This thing is so spot-on. This shows the true cookie-cutter writing style of all the conservative "authors."
Conservative Books For Dummies
(by Bennet Kelley at Huffington Post)
You too can become a best-selling author of conservative books in eight easy steps -- really. This is made possible by conservative publishers applying the lessons of Henry Ford's assembly-line production to the publishing industry by following a proven formula to churn out book after book, each guaranteed early best-seller status through bulk sales to conservative groups.
For example, Ann Coulter's newly released Godless: The Church of Liberalism is her fourth book in five years. Your path to replicating her success is only eight steps away.
Rule 1: Liberal, Liberal, Liberal
Use the word liberal like it is the foulest word in the English language, but still use it a lot.
Rule 2: Apocalypse Now
Your target for vilification, whether it be the Clintons, feminists or some other lucky group, must lead to the immediate ruin of our democratic system, Judeo-Christian values and/or Western Civilization and you are leading the charge to, in the words of Michael Savage, "beat back the tentacles of today's ever-expanding liberalism, which even now threatens to corrupt and ultimately destroy America's most cherished institutions."
Rule 3: The Oppressed Conservatives
The corollary to the second rule is that you and your conservative brethren are the oppressed underdogs even if they control all branches of government and the media. For example, Ms. Coulter complains that liberalism has become the nation's "official state religion [while] Christianity and Judaism are prohibited by law." This would be news to the Democrats who still cower at the thought of being branded with the "L" word, but Ms. Coulter recognizes that the perception that this might or could someday be true is certain to sell books.

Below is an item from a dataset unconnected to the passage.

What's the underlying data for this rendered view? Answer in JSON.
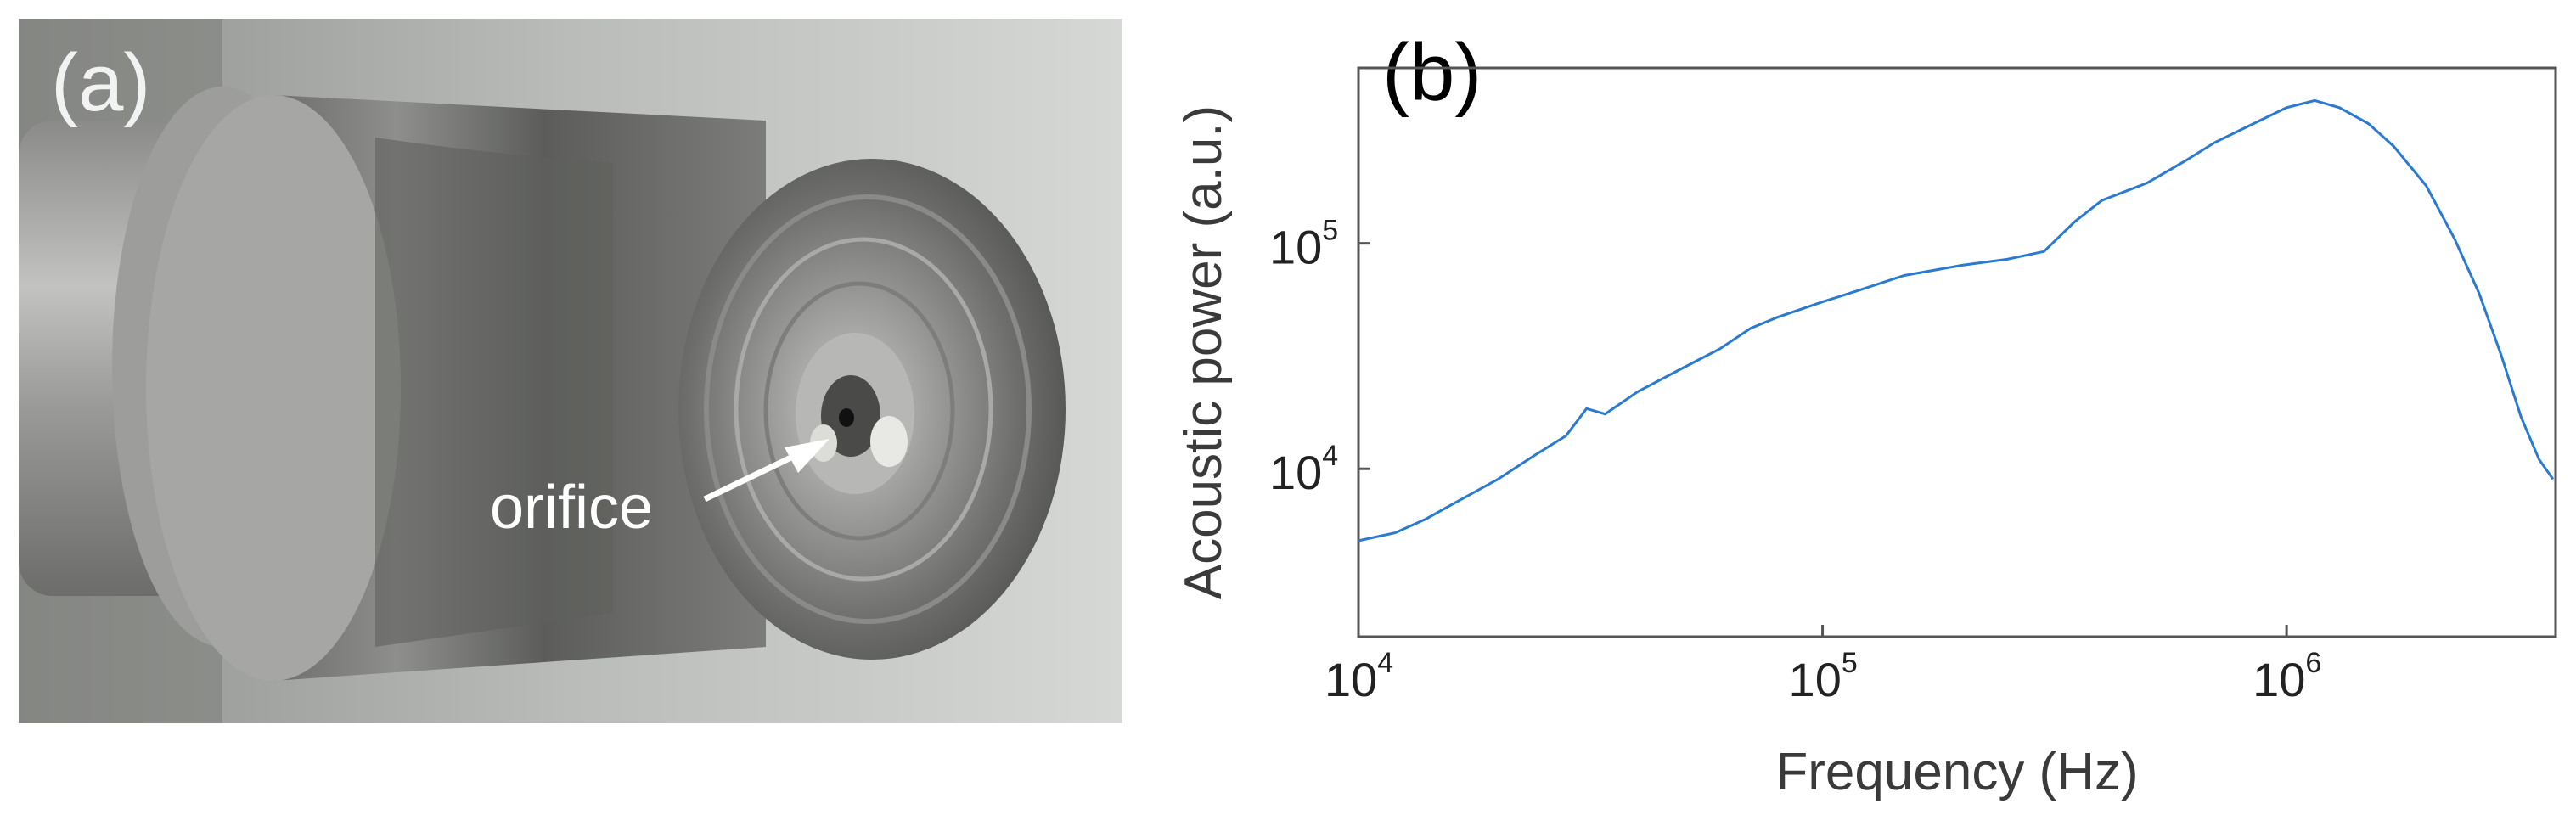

Rule 4: Reagan = Good, Clinton = Bad
Always remember that anything good happened because of Reagan and anything bad happened because of the Clintons -- no exceptions. For example, Reagan brought us "Morning in America" but is never responsible for the huge deficits of the 1980s that lead to the 1987 stock market crash (which either were immaculately conceived or the result of the big-spending Democratic Congress). At the same time, Clinton is as a "tax-and-spend liberal" for eliminating the deficits he inherited from Reagan and the elder Bush, but the economic boom that followed was solely the result of Reagan's policies and a Republican Congress.

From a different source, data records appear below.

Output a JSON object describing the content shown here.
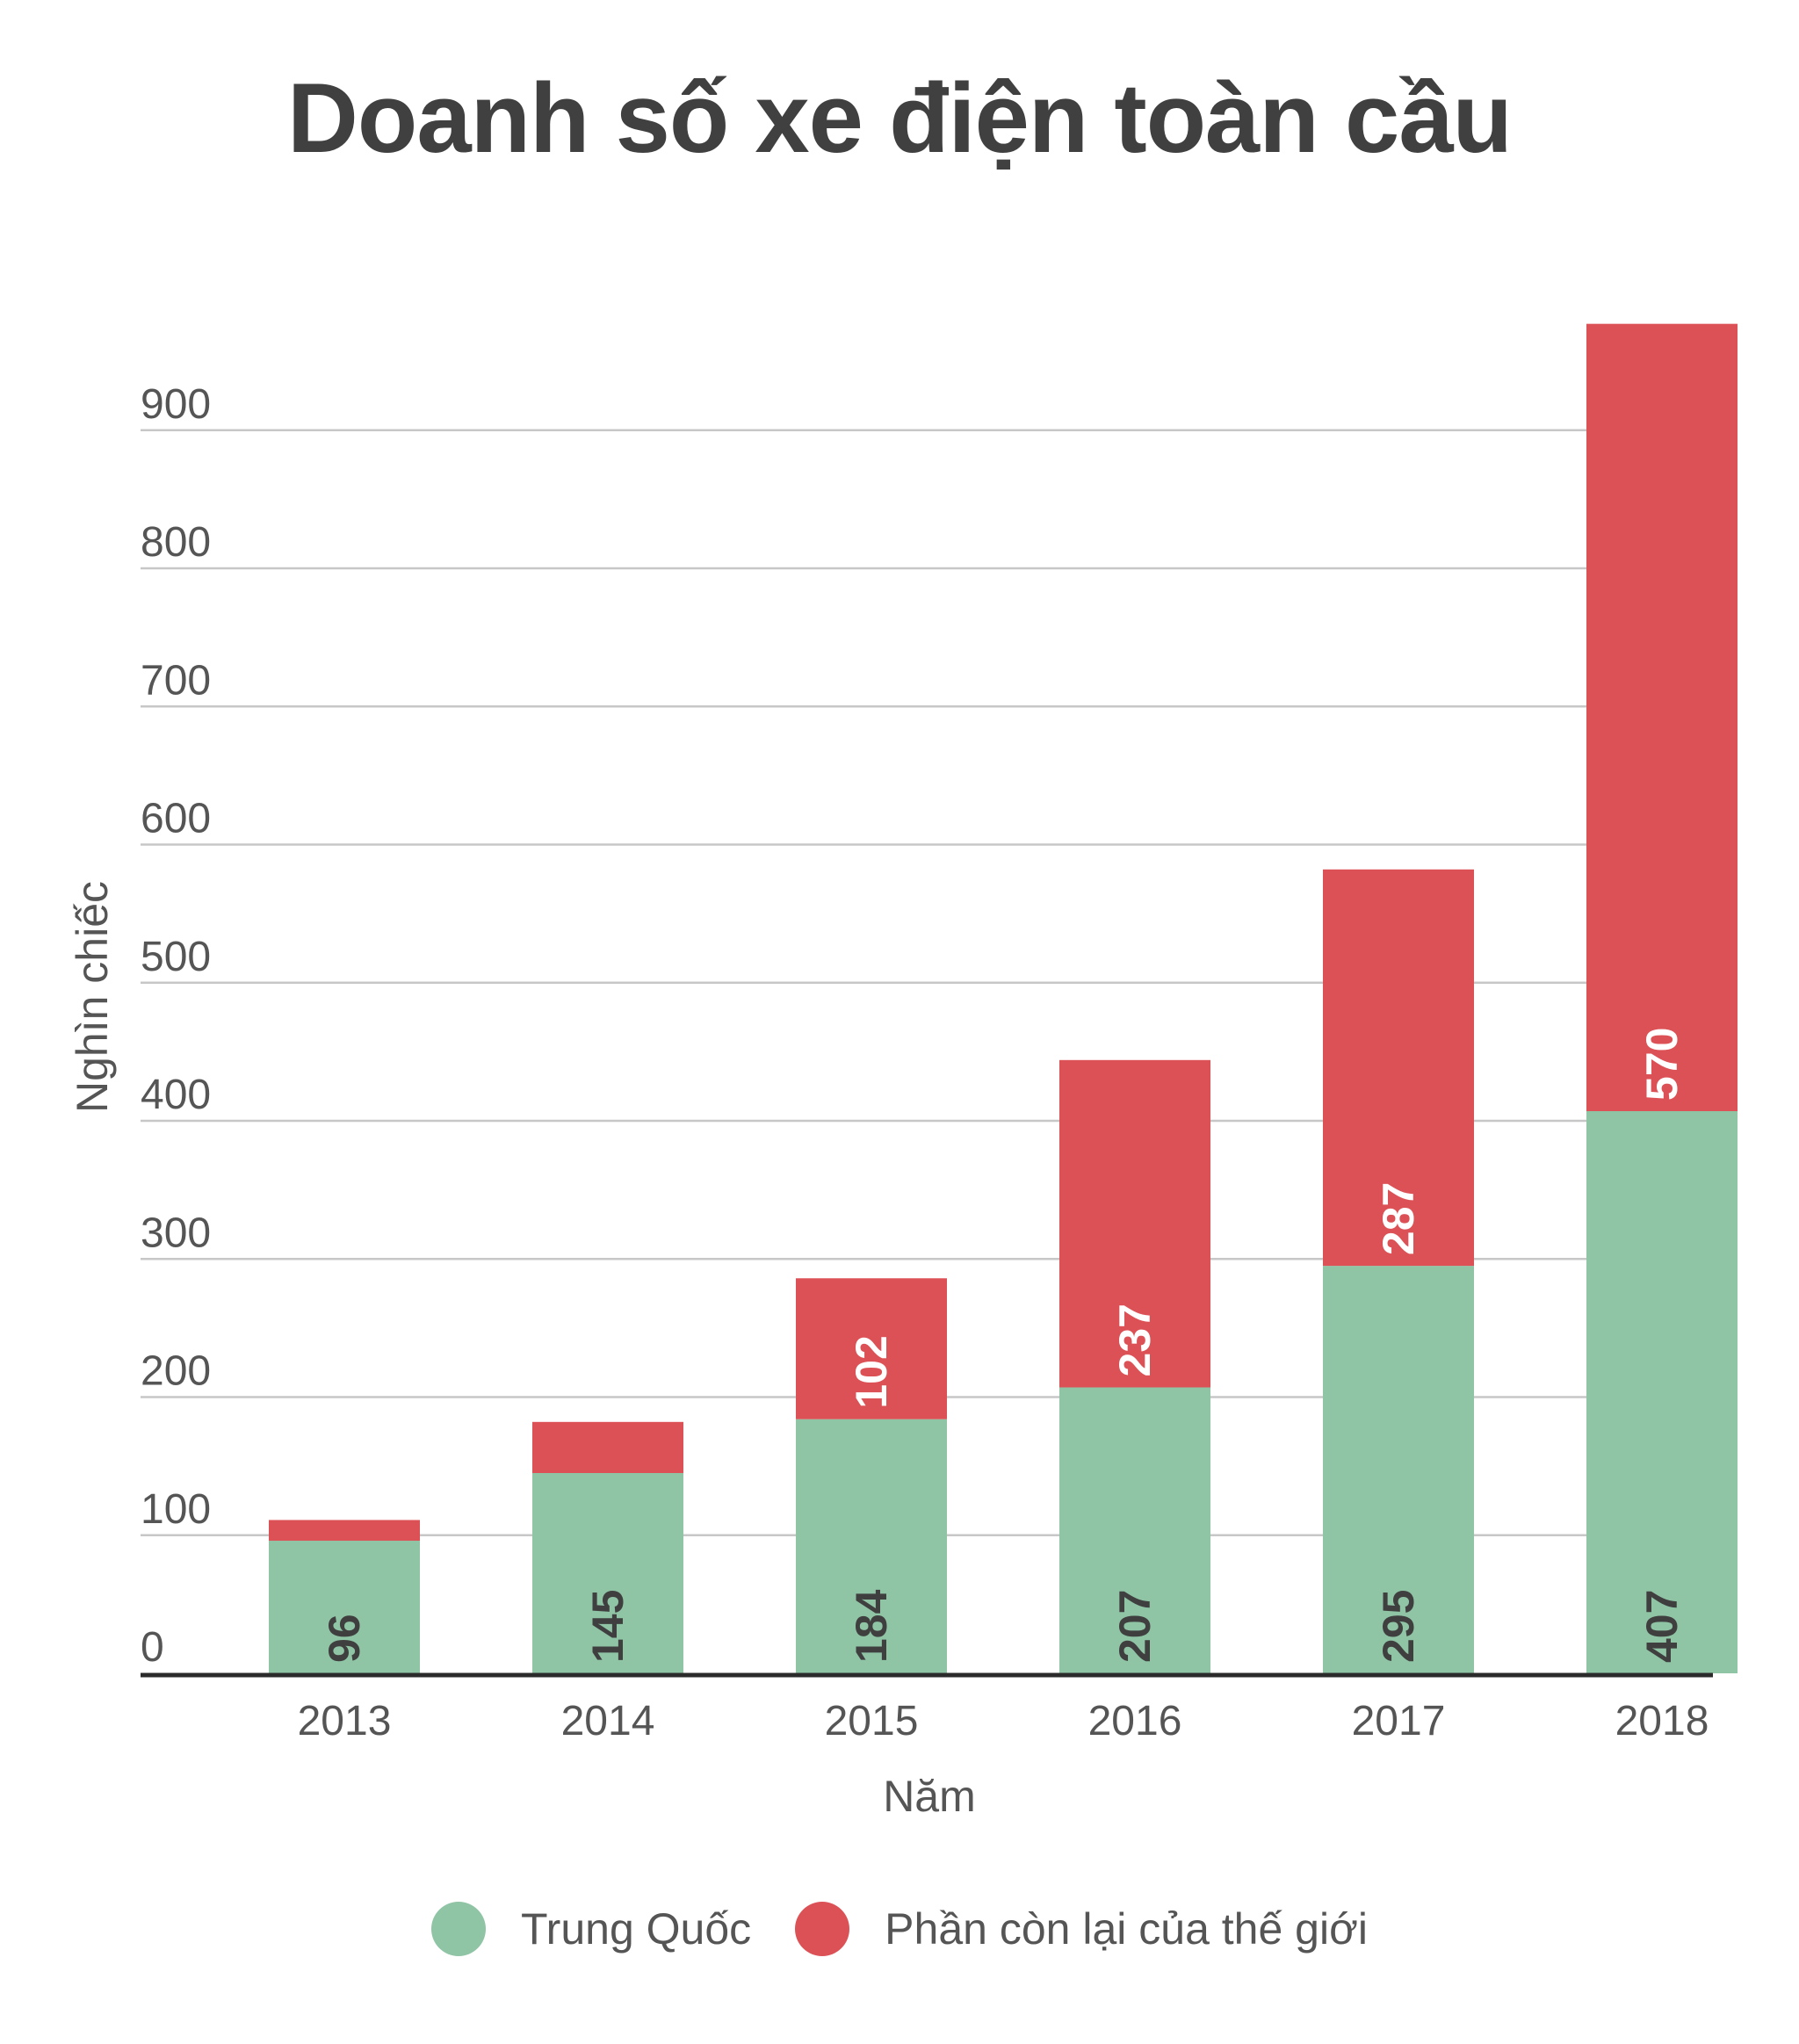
{
  "chart_data": {
    "type": "bar",
    "stacked": true,
    "title": "Doanh số xe điện toàn cầu",
    "xlabel": "Năm",
    "ylabel": "Nghìn chiếc",
    "ylim": [
      0,
      950
    ],
    "yticks": [
      0,
      100,
      200,
      300,
      400,
      500,
      600,
      700,
      800,
      900
    ],
    "grid": true,
    "legend_position": "bottom",
    "categories": [
      "2013",
      "2014",
      "2015",
      "2016",
      "2017",
      "2018"
    ],
    "series": [
      {
        "name": "Trung Quốc",
        "color": "#8fc4a5",
        "label_color": "#3f3f3f",
        "values": [
          96,
          145,
          184,
          207,
          295,
          407
        ],
        "labels": [
          "96",
          "145",
          "184",
          "207",
          "295",
          "407"
        ]
      },
      {
        "name": "Phần còn lại của thế giới",
        "color": "#dc5155",
        "label_color": "#ffffff",
        "values": [
          15,
          37,
          102,
          237,
          287,
          570
        ],
        "labels": [
          "",
          "",
          "102",
          "237",
          "287",
          "570"
        ]
      }
    ]
  }
}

Rule 5: Happy Days Are Here Again
Your vision of America must be something close to a cross between Little House on the Prairie and Happy Days, where white men were in charge, women stayed at home and what was good for GM was good for America -- that is until the liberals ruined it all. Nobody excels at conservative nostalgia like Ms. Coulter, who wants to repeal every law since the Emancipation Proclamation (including women's suffrage) and concedes she longs for the Cold War days when "at least our enemies were white."

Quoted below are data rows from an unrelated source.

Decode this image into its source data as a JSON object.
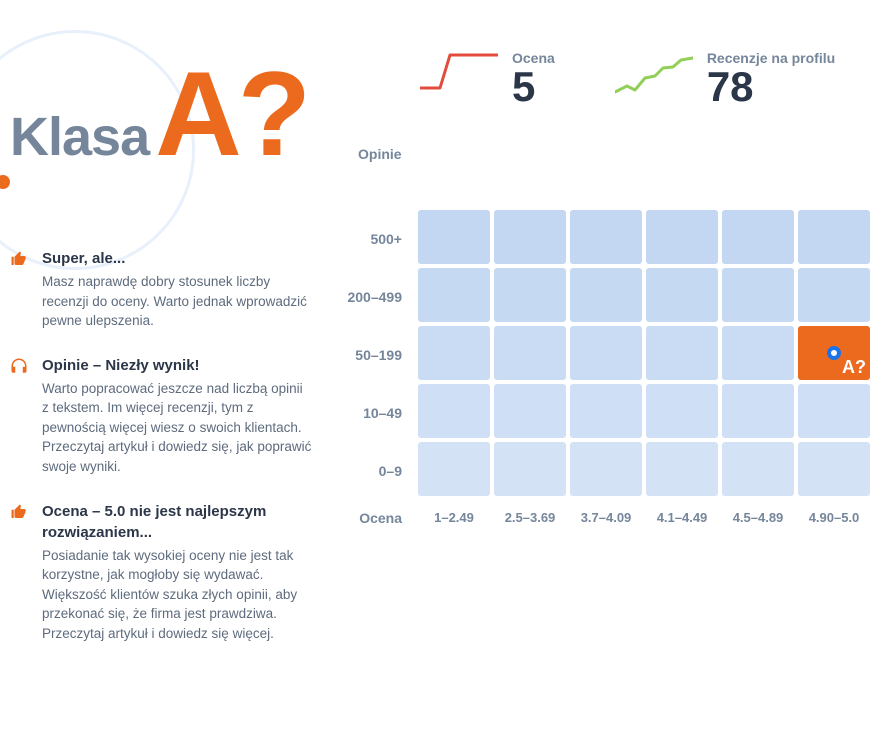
{
  "colors": {
    "accent_orange": "#ec6a1e",
    "text_muted": "#75869b",
    "text_dark": "#2b3648",
    "text_body": "#5e6b7d",
    "circle_border": "#e8f0fc",
    "cell_base": "#c3d7f2",
    "cell_active": "#ec6a1e",
    "spark_red": "#e34b3c",
    "spark_green": "#92cf56",
    "marker_border": "#1a73e8",
    "marker_fill": "#ffffff"
  },
  "header": {
    "klasa_label": "Klasa",
    "grade": "A?",
    "opinie_label": "Opinie"
  },
  "tips": [
    {
      "icon": "thumb-up",
      "icon_color": "#ec6a1e",
      "title": "Super, ale...",
      "text": "Masz naprawdę dobry stosunek liczby recenzji do oceny. Warto jednak wprowadzić pewne ulepszenia."
    },
    {
      "icon": "headphones",
      "icon_color": "#ec6a1e",
      "title": "Opinie – Niezły wynik!",
      "text": "Warto popracować jeszcze nad liczbą opinii z tekstem. Im więcej recenzji, tym z pewnością więcej wiesz o swoich klientach. Przeczytaj artykuł i dowiedz się, jak poprawić swoje wyniki."
    },
    {
      "icon": "thumb-up",
      "icon_color": "#ec6a1e",
      "title": "Ocena – 5.0 nie jest najlepszym rozwiązaniem...",
      "text": "Posiadanie tak wysokiej oceny nie jest tak korzystne, jak mogłoby się wydawać. Większość klientów szuka złych opinii, aby przekonać się, że firma jest prawdziwa. Przeczytaj artykuł i dowiedz się więcej."
    }
  ],
  "metrics": {
    "score": {
      "label": "Ocena",
      "value": "5",
      "spark_color": "#e34b3c",
      "spark_points": [
        [
          0,
          38
        ],
        [
          20,
          38
        ],
        [
          30,
          5
        ],
        [
          78,
          5
        ]
      ]
    },
    "reviews": {
      "label": "Recenzje na profilu",
      "value": "78",
      "spark_color": "#92cf56",
      "spark_points": [
        [
          0,
          42
        ],
        [
          12,
          36
        ],
        [
          20,
          40
        ],
        [
          30,
          28
        ],
        [
          40,
          26
        ],
        [
          48,
          18
        ],
        [
          58,
          17
        ],
        [
          66,
          10
        ],
        [
          78,
          8
        ]
      ]
    }
  },
  "heatmap": {
    "row_labels": [
      "500+",
      "200–499",
      "50–199",
      "10–49",
      "0–9"
    ],
    "col_labels": [
      "1–2.49",
      "2.5–3.69",
      "3.7–4.09",
      "4.1–4.49",
      "4.5–4.89",
      "4.90–5.0"
    ],
    "y_axis_label": "Ocena",
    "cell_color": "#c3d7f2",
    "cell_opacities_by_row": [
      1.0,
      0.95,
      0.88,
      0.8,
      0.72
    ],
    "active": {
      "row": 2,
      "col": 5,
      "label": "A?",
      "bg": "#ec6a1e"
    }
  }
}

Rule 6: Conservative Calumniations
To make your case you can cite one example of something that might have happened in Walla Walla, Washington as a sign of a national movement (e.g., John Gibson's "war on Christmas") or you can just make stuff up (it saves on footnotes). For example, Spinsanity described Ms. Coulter's Slander as "riddled with factual errors, egregious misrepresentations and a constant stream of broad, inflammatory claims about liberals." Why do research, when you can appear on the O'Reilly Factor instead?
Rule 7: Be Very Nasty
Your book must deliver the joy of hate to your readers, which is why liberals are not just wrong, they are, in the words of Ms. Coulter, Mona Charen, Mike Gallagher and Michelle Malkin, "traitors," the "spawn of Satan," "unhinged" and "useful idiots" who are trying to destroy "every value and standard, principle and ideal, concept of God, family, honor, duty, country and decency that we hold dear." There is one caveat to this rule -- you should be careful not to go after widows, orphans, cripples or people like Mother Theresa as you should save them for your next book instead.
Rule 8: The Importance of Good (Contra-)Diction
To be anointed as the next hot conservative author, you must be ready to spout pithy poison darts and gloss over the obvious inconsistencies in your message in all media appearances. For example, you must be able to claim that conservatives are for a strict interpretation of the Constitution according to the Framer's intent except when it means upholding separation of church and state, limiting the authority of President Bush or selecting a president. Don't sweat this rule too much since you always have Rule 7 to fall back on if you get in trouble.
By simply following these eight rules, you can become a best-selling author and member of the new conservative elite overnight. So skip the research and start typing and soon you will join Ann Coulter, Sean Hannity and others in toasting to the true hero of today's media conservatives -- Dr. Faustus.